O mal é simbolizado pelas
trevas e o caminho de Deus pela luz, o que é explícito em outra passagem
corânica: “Já vos chegou de Allah uma Luz e um Livro esclarecedor, pelo qual
Allah conduzirá aos caminhos da salvação aqueles que procurarem a Sua
complacência e, por Sua vontade, tirá-los-á das trevas e os levará para a luz,
encaminhando-os para a senda reta 95ª Surata, al máida – mesa posta, 15b-16). E continua: “É Ele Quem faz o dia
suceder à noite.
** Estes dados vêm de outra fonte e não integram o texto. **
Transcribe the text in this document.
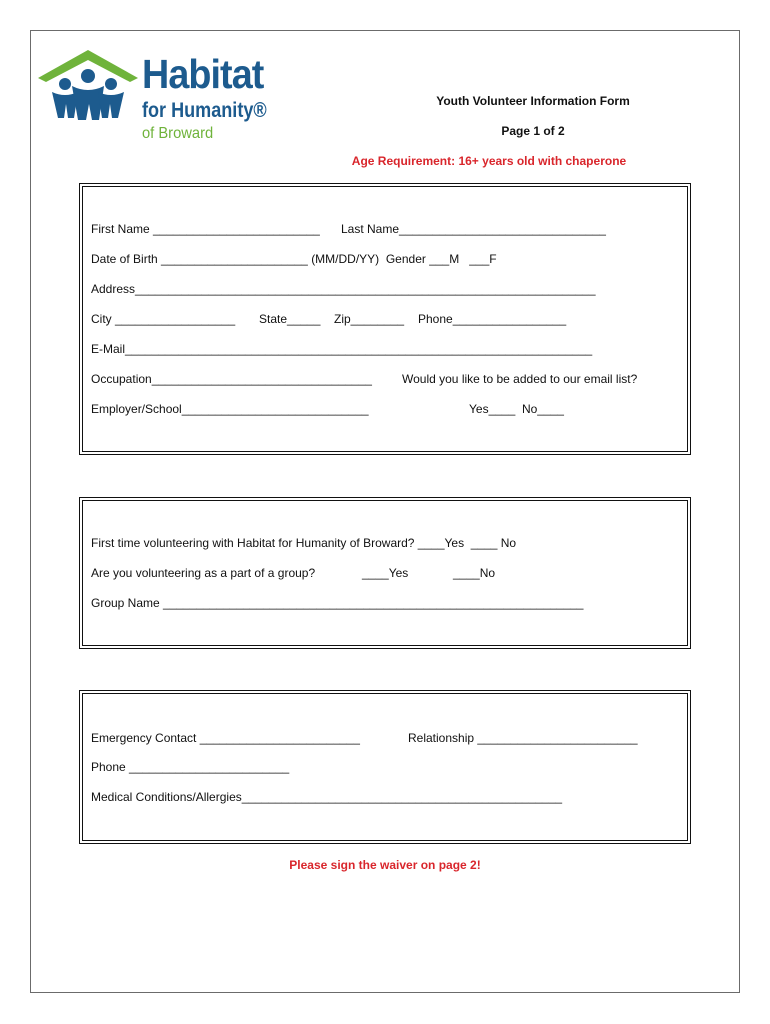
Habitat
for Humanity®
of Broward
Youth Volunteer Information Form
Page 1 of 2
Age Requirement: 16+ years old with chaperone
First Name _________________________ Last Name_______________________________
Date of Birth ______________________ (MM/DD/YY)  Gender ___M   ___F
Address_____________________________________________________________________
City __________________ State_____ Zip________ Phone_________________
E-Mail______________________________________________________________________
Occupation_________________________________	Would you like to be added to our email list?
Employer/School____________________________	Yes____  No____
First time volunteering with Habitat for Humanity of Broward? ____Yes  ____ No
Are you volunteering as a part of a group?	____Yes	____No
Group Name _______________________________________________________________
Emergency Contact ________________________	Relationship ________________________
Phone ________________________
Medical Conditions/Allergies________________________________________________
Please sign the waiver on page 2!
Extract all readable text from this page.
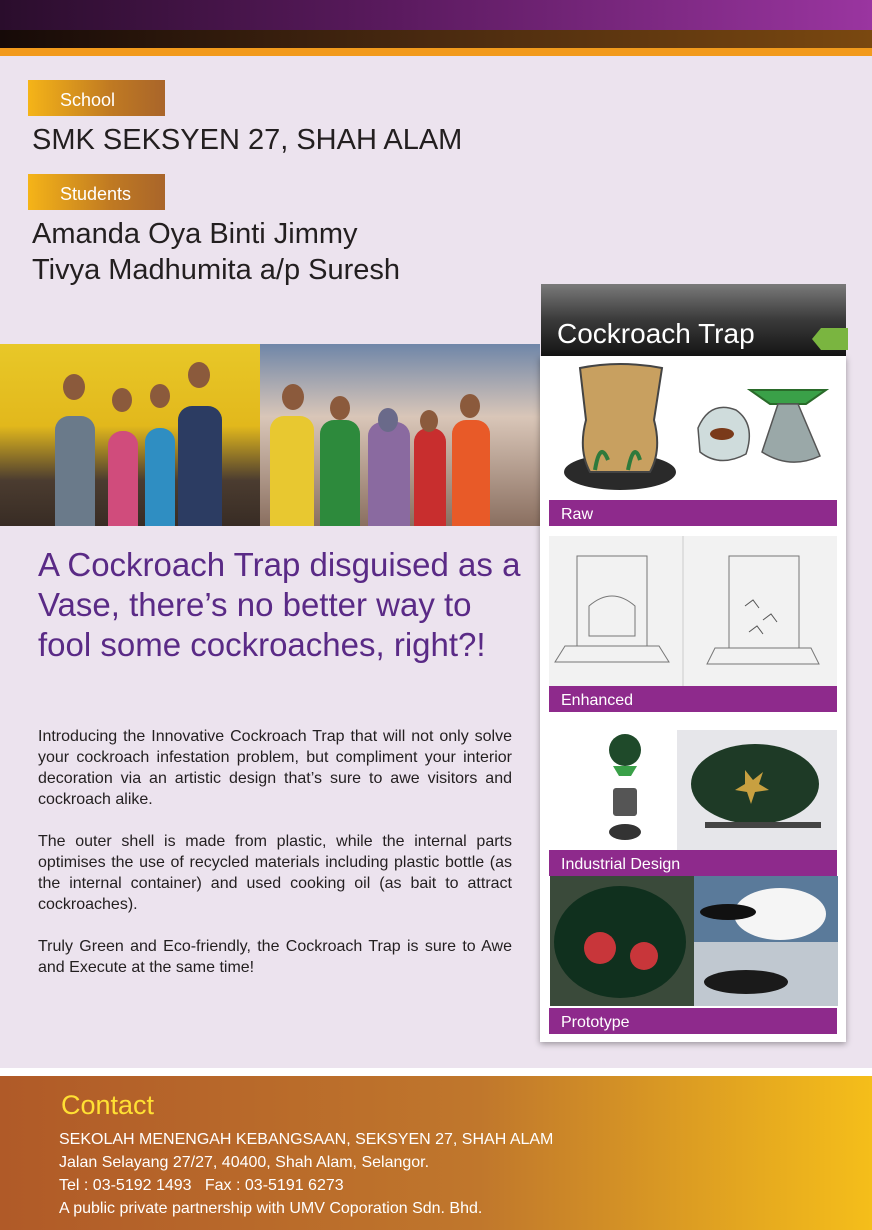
School
SMK SEKSYEN 27, SHAH ALAM
Students
Amanda Oya Binti Jimmy
Tivya Madhumita a/p Suresh
A Cockroach Trap disguised as a Vase, there’s no better way to fool some cockroaches, right?!

Introducing the Innovative Cockroach Trap that will not only solve your cockroach infestation problem, but compliment your interior decoration via an artistic design that’s sure to awe visitors and cockroach alike.

The outer shell is made from plastic, while the internal parts optimises the use of recycled materials including plastic bottle (as the internal container) and used cooking oil (as bait to attract cockroaches).

Truly Green and Eco-friendly, the Cockroach Trap is sure to Awe and Execute at the same time!

Cockroach Trap
Raw
Enhanced
Industrial Design
Prototype
Contact
SEKOLAH MENENGAH KEBANGSAAN, SEKSYEN 27, SHAH ALAM
Jalan Selayang 27/27, 40400, Shah Alam, Selangor.
Tel : 03-5192 1493   Fax : 03-5191 6273
A public private partnership with UMV Coporation Sdn. Bhd.
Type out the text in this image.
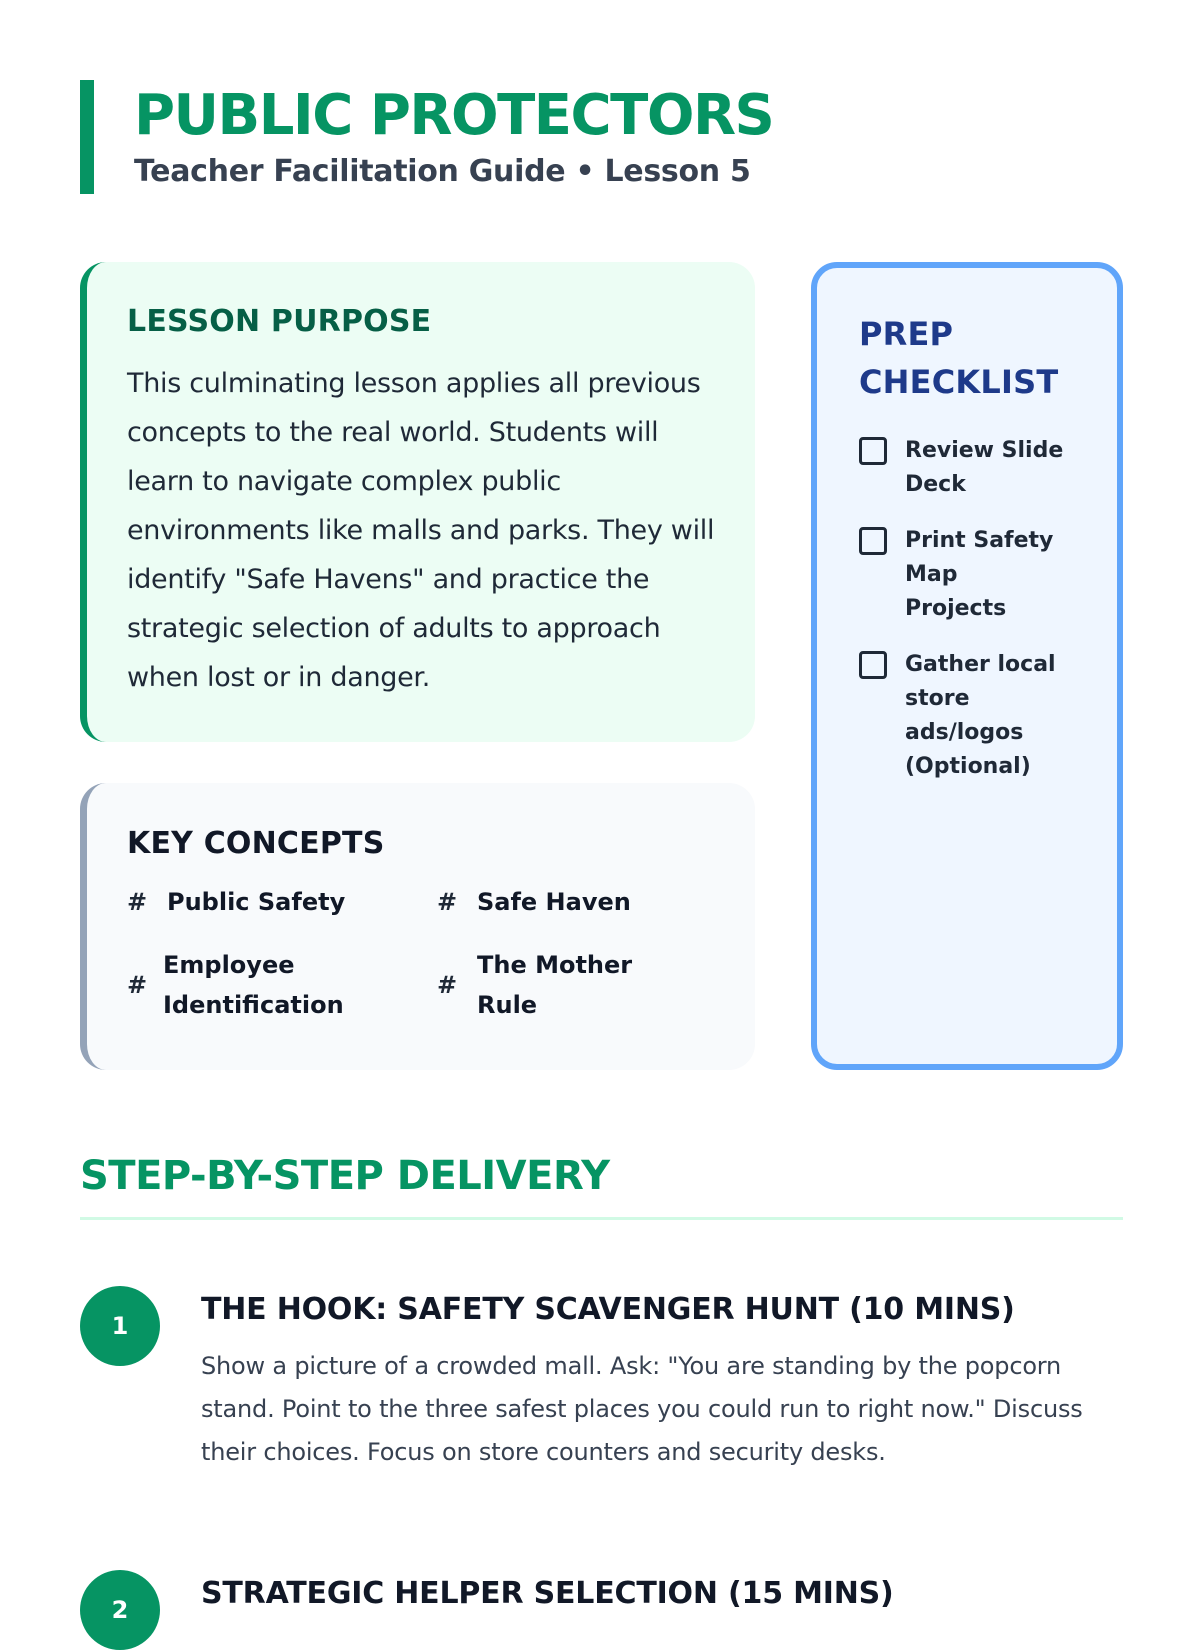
PUBLIC PROTECTORS
Teacher Facilitation Guide • Lesson 5
LESSON PURPOSE

This culminating lesson applies all previous concepts to the real world. Students will learn to navigate complex public environments like malls and parks. They will identify "Safe Havens" and practice the strategic selection of adults to approach when lost or in danger.

KEY CONCEPTS
# Public Safety	# Safe Haven
#
Employee Identification
#
The Mother Rule
PREP CHECKLIST
Review Slide Deck
Print Safety Map Projects
Gather local store ads/logos (Optional)
STEP-BY-STEP DELIVERY
1	THE HOOK: SAFETY SCAVENGER HUNT (10 MINS)

Show a picture of a crowded mall. Ask: "You are standing by the popcorn stand. Point to the three safest places you could run to right now." Discuss their choices. Focus on store counters and security desks.

2	STRATEGIC HELPER SELECTION (15 MINS)
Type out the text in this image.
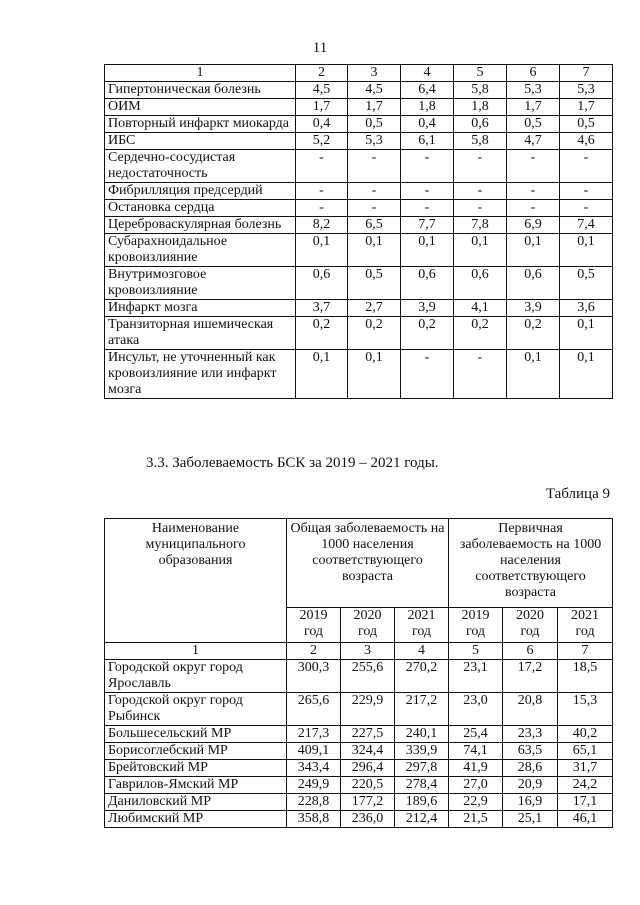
11
1	2	3	4	5	6	7
Гипертоническая болезнь	4,5	4,5	6,4	5,8	5,3	5,3
ОИМ	1,7	1,7	1,8	1,8	1,7	1,7
Повторный инфаркт миокарда	0,4	0,5	0,4	0,6	0,5	0,5
ИБС	5,2	5,3	6,1	5,8	4,7	4,6
Сердечно-сосудистая недостаточность	-	-	-	-	-	-
Фибрилляция предсердий	-	-	-	-	-	-
Остановка сердца	-	-	-	-	-	-
Цереброваскулярная болезнь	8,2	6,5	7,7	7,8	6,9	7,4
Субарахноидальное кровоизлияние	0,1	0,1	0,1	0,1	0,1	0,1
Внутримозговое кровоизлияние	0,6	0,5	0,6	0,6	0,6	0,5
Инфаркт мозга	3,7	2,7	3,9	4,1	3,9	3,6
Транзиторная ишемическая атака	0,2	0,2	0,2	0,2	0,2	0,1
Инсульт, не уточненный как кровоизлияние или инфаркт мозга	0,1	0,1	-	-	0,1	0,1
3.3. Заболеваемость БСК за 2019 – 2021 годы.
Таблица 9
Наименование муниципального образования	Общая заболеваемость на 1000 населения соответствующего возраста			Первичная заболеваемость на 1000 населения соответствующего возраста		
	2019 год	2020 год	2021 год	2019 год	2020 год	2021 год
1	2	3	4	5	6	7
Городской округ город Ярославль	300,3	255,6	270,2	23,1	17,2	18,5
Городской округ город Рыбинск	265,6	229,9	217,2	23,0	20,8	15,3
Большесельский МР	217,3	227,5	240,1	25,4	23,3	40,2
Борисоглебский МР	409,1	324,4	339,9	74,1	63,5	65,1
Брейтовский МР	343,4	296,4	297,8	41,9	28,6	31,7
Гаврилов-Ямский МР	249,9	220,5	278,4	27,0	20,9	24,2
Даниловский МР	228,8	177,2	189,6	22,9	16,9	17,1
Любимский МР	358,8	236,0	212,4	21,5	25,1	46,1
Nisto há sinais para aqueles que refletem” (13ª Surata, ar ra’d – o trovão 3b); “Quem crer em
Allah, Ele lhe iluminará o coração, porque Allah é Onisciente” (64ª Surata, at taghábun – as defraudações
recíprocas, 11a).
Os brilhantes artistas que
idealizaram e construíram a mesquita de Nasir al-Molk, talvez profundamente
imbuídos de espiritualidade, calcularam a melhor posição para captar os
primeiros raios do sol e traduziram na luminosidade de cada centímetro da
decoração o imperativo do texto sagrado: “Sabei que as mesquitas são (casas) de
Allah” (72ª Surata, al jin – os gênios, 18a), fazendo eco ao ato de fé: “Dize: amparo
no Senhor da Alvorada (Surata 113ª, al falac
– a alvorada, 1).
No interior de um templo,
seja ele de qualquer tradição religiosa que for, deixar-se iluminar pela luz
simbólicas é permitir, no âmbito da fé, que o ser Transcendente pouse o olhar
no crente, o traspasse com sua paz e o eleve à experiência espiritual. Pode-se
afirmar que os peregrinos experimentam algo semelhante no interior da Mesquita
de Nasir al-Molk.
DIÁLOGO. Luzes
do céu. In Diálogo – religião e cultura. ano XX. n. 79. agosto/setembro
2015. Paulus: São Paulo, 2015. p. 28-33.